According to a recent piece in Vulture, life at the company has changed now in his absence. Disney has its newly launched streaming platform, Disney+, to celebrate, along with the upcoming, already well-received “Frozen 2.” (IndieWire’s review is here.)

Per the interview, Pixar president Jim Morris told Vulture that the studio was already prepping changes ahead of Lasseter’s exit, citing its key collaborators as an old guard that is fading away to make room for new talent — Pete Docter, Andrew Stanton, Lee Unkrich, and Brad Bird, to name a few, all of whom have helmed Pixar’s most iconic movies.

“Those guys are all middle-aged or older now and they’re not going to be the filmmakers ten years from now. They’re not going to necessarily be the ones that have their finger on the zeitgeist,” Morris told Vulture. “And we knew that. Animated films come from people of their time, if that makes any sense. Just as John was, and Andrew, Pete, and Lee were when they made their first films.”

Morris also said that Pixar and Disney are making adamant strides in welcoming more diversity into the fold. “We’ve been leaning into that pretty heavily over the last couple of years since John’s been gone — just looking at those different voices and trying to foster them and grow and figure out what’s next and how to make it work,” he said. “So I would say, yes, the company’s quite a bit different now. Pete’s been very supportive of letting filmmakers basically have the keys to the car. We will judge how they drive it but we won’t tell them how to drive it.”

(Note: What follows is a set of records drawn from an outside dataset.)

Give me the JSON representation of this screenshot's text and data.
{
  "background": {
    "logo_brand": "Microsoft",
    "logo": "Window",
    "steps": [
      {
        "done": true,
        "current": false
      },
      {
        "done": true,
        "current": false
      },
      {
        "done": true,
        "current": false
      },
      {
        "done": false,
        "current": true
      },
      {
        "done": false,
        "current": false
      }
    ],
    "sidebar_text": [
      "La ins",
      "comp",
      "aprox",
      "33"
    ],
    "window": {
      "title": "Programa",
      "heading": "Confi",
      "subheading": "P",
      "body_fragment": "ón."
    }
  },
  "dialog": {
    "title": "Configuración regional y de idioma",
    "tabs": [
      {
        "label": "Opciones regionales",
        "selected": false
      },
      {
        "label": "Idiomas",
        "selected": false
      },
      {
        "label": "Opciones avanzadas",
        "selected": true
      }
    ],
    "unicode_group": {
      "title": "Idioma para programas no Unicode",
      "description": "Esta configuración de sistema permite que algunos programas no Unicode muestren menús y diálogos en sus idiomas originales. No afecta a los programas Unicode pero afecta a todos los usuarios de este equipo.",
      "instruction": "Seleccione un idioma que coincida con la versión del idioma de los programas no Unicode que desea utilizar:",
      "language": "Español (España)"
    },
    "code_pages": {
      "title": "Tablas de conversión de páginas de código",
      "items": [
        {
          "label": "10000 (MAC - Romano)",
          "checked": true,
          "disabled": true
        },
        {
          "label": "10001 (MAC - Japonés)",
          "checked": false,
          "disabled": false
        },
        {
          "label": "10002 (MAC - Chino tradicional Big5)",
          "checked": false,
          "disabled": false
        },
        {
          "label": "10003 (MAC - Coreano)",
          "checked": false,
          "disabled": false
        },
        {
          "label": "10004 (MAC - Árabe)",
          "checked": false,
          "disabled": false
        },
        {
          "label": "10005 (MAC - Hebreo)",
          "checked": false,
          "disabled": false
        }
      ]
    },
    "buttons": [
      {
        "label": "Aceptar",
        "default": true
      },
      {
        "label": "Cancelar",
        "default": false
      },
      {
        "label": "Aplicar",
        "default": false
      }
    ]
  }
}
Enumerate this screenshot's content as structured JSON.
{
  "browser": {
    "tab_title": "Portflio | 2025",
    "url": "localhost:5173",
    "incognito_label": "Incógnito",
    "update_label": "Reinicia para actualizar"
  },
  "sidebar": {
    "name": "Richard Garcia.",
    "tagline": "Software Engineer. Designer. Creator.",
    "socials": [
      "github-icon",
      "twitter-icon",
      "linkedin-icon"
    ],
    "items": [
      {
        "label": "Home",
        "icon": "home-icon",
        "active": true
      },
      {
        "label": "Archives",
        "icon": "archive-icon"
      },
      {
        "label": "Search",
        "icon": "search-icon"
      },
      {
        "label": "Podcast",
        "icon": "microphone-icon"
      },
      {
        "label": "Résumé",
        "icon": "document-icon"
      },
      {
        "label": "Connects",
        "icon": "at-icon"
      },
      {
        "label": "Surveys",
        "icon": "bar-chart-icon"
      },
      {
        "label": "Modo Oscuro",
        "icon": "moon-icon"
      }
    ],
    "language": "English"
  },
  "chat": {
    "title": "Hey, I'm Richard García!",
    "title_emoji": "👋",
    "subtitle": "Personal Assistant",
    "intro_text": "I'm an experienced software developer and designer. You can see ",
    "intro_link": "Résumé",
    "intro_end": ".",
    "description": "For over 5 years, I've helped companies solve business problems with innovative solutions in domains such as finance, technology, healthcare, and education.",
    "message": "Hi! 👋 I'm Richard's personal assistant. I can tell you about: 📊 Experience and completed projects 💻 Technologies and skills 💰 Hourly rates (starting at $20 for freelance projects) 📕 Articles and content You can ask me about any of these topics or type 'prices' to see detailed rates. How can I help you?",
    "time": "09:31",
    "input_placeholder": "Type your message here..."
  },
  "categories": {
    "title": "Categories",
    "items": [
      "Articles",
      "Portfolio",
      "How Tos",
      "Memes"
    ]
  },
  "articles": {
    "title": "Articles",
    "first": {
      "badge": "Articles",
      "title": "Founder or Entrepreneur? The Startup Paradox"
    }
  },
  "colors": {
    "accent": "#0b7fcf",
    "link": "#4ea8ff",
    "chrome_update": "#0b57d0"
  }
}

Of Jennifer Lee, who became the first woman to direct a Disney animated feature with the original “Frozen,” Walt Disney Animation Studios president Clark Spencer said, “She’s done an amazing job at bringing a new point of view. … There are moments when it is important to have some new points of view come in. You have to evolve. When she came in, she brought her experience in filmmaking, her experience in storytelling because she has a background as a writer, right? And she brings a unique point of view being a woman and somebody who really believes deeply in the world of Disney animation. I see that as the next chapter.”